Esprit

L’autocompassion : 3 étapes à pratiquer pour la cultiver

L’autocompassion peut contribuer à votre bien-être et à votre estime de soi. Savez-vous comment vous en donner? Voici 3 étapes simples à pratiquer dès maintenant pour cultiver l’autocompassion.

La plupart d’entre nous avons une relation amour-haine avec nos pensées et nos émotions. Nous réagissons souvent de deux manières : nous les confrontons ou nous essayons de nous en débarrasser. Lorsque nous méditons et que nous réalisons que notre esprit a erré, nous avons le sentiment d’avoir échoué. Résultat : nous nous condamnons. Nous jugeons notre pratique de méditation. Absurde, mais tellement vrai!

Nous pouvons même détester nos pensées et sentir que nous devons les détruire une à une à l’aide d’un fusil imaginaire. Et puis, nous nous retrouvons assises là complètement tendue. En conservant cette attitude, plus nous méditons, plus nous devenons stressées.

Le vrai pardon se développe en apprenant à accepter tout ce qui se passe dans notre esprit. On peut le voir comme une forme d’amour inconditionnel envers soi. C’est la clé pour nous pardonner et pardonner les autres.

En méditation, tout ce que nous avons à faire est de remarquer que notre esprit s’est égaré, puis retourner notre attention sur l’objet de la méditation : la respiration. Pratiquer la méditation ainsi nous rend plus fortes.

Lorsque nous acceptons sans jugement nos pensées et nos émotions, notre conflit mental interne n’est plus. Cette attitude devient le fondement du développement du pardon. Si nous pouvons pardonner nos pensées, nous pouvons nous pardonner et pardonner à nos ennemis.

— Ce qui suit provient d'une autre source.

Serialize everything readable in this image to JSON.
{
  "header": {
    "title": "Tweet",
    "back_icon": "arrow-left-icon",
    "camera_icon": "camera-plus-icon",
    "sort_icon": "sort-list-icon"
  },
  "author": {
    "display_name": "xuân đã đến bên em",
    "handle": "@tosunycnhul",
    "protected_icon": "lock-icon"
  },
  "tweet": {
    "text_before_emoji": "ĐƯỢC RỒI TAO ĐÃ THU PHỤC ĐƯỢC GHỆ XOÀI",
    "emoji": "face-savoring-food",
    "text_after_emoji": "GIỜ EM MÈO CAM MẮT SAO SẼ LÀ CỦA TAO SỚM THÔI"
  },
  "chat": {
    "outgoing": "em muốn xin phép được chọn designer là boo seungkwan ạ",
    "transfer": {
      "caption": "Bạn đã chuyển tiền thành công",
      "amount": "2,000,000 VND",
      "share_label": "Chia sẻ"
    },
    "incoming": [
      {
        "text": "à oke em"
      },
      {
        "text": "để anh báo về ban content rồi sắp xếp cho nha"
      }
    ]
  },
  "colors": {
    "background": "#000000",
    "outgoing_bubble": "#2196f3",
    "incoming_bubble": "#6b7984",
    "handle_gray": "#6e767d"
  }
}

Pourquoi nous avons de la difficulté à nous pardonner

De nombreuses personnes sont prisonnières d’une habitude malsaine : la haine de soi. Nous pouvons avoir du mal à nous pardonner, peut-être par rapport à des choses spécifiques du passé, ou nous pouvons ressentir un sentiment général de dégoût envers nos lacunes. Nous pouvons passer des journées entières à nous rejeter.

Notre effort pour être parfaite, et l’exposition constante à des images de la soi-disant perfection en publicité, peuvent nous amener à nous sentir mal dans notre peau. Il n’est donc pas étonnant que lorsque nous commettons une erreur ou que nous constatons nos défauts, nous tombions dans la haine de soi. Nous avons intériorisé ces jugements, qui sont tout autour de nous.

Comment surmonter le monologue interne de condamnation

Certaines personnes sont tourmentées par la culpabilité et la haine de soi. J’avais l’habitude d’avoir un monologue interne où je me condamnais. Si les gens m’appréciaient, je supposais qu’il devait y avoir une raison anormale, car je me sentais peu aimable.

Lorsque j’ai vécu une dépression, la voix intérieure de mon ego me disait que j’étais nulle, incomplète et moche. Lorsque nous sommes stressées, notre principale habitude négative a tendance à s’accentuer.

Les choses ont changé lorsque j’ai appris à me donner de la compassion. Quand j’ai commencé à me donner de l’amour et de la gentillesse, tout a changé. Je me pardonne plus facilement. Je ne suis plus aussi dure envers moi-même. En fait, je suis douce. L’autocompassion m’a aidé à devenir une personne plus heureuse.

Voici comment pratiquer le pardon de soi en 3 étapes :

  1. Reconnaître

La reconnaissance signifie de reconnaître calmement nos erreurs ou notre négativité. Nous pouvons le faire sans tomber dans la culpabilité ou le jugement. Il est bon de nous rappeler qu’au fond, nous sommes lumineuses et pures. Notre négativité est une couche de poussière. Elle peut être nettoyée grâce à la méditation.  

2. Gratitude

La gratitude signifie d’apprécier que nous ayons pris conscience de quelque chose en nous sur lequel nous pouvons travailler. C’est une belle opportunité! Lorsque nous pouvons percevoir que nos difficultés nous offrent une chance de pratiquer la résilience,  notre attitude envers elles peut devenir un sentiment puissant de gratitude.

3. Compréhension

Comprendre signifie de voir nos lacunes comme partie intégrante de notre condition humaine. Il n’y a rien de mal en nous. Nous avons simplement des esprits qui n’ont pas été formés. Nous sommes donc susceptibles de faire des erreurs. Si nous pouvons nous considérer comme « en transformation », cela nous aidera à développer l’autocompassion.

Ces trois étapes doivent être combinées à une pratique régulière de méditation. Elle vous permettra d’être moins contrôlés par des habitudes malsaines.

Rappelez-vous que tout change. Rien n’est fixe, solide ou immuable. Ces problèmes sur lesquels vous vous concentrez peut-être actuellement seront un jour qu’un bref souvenir.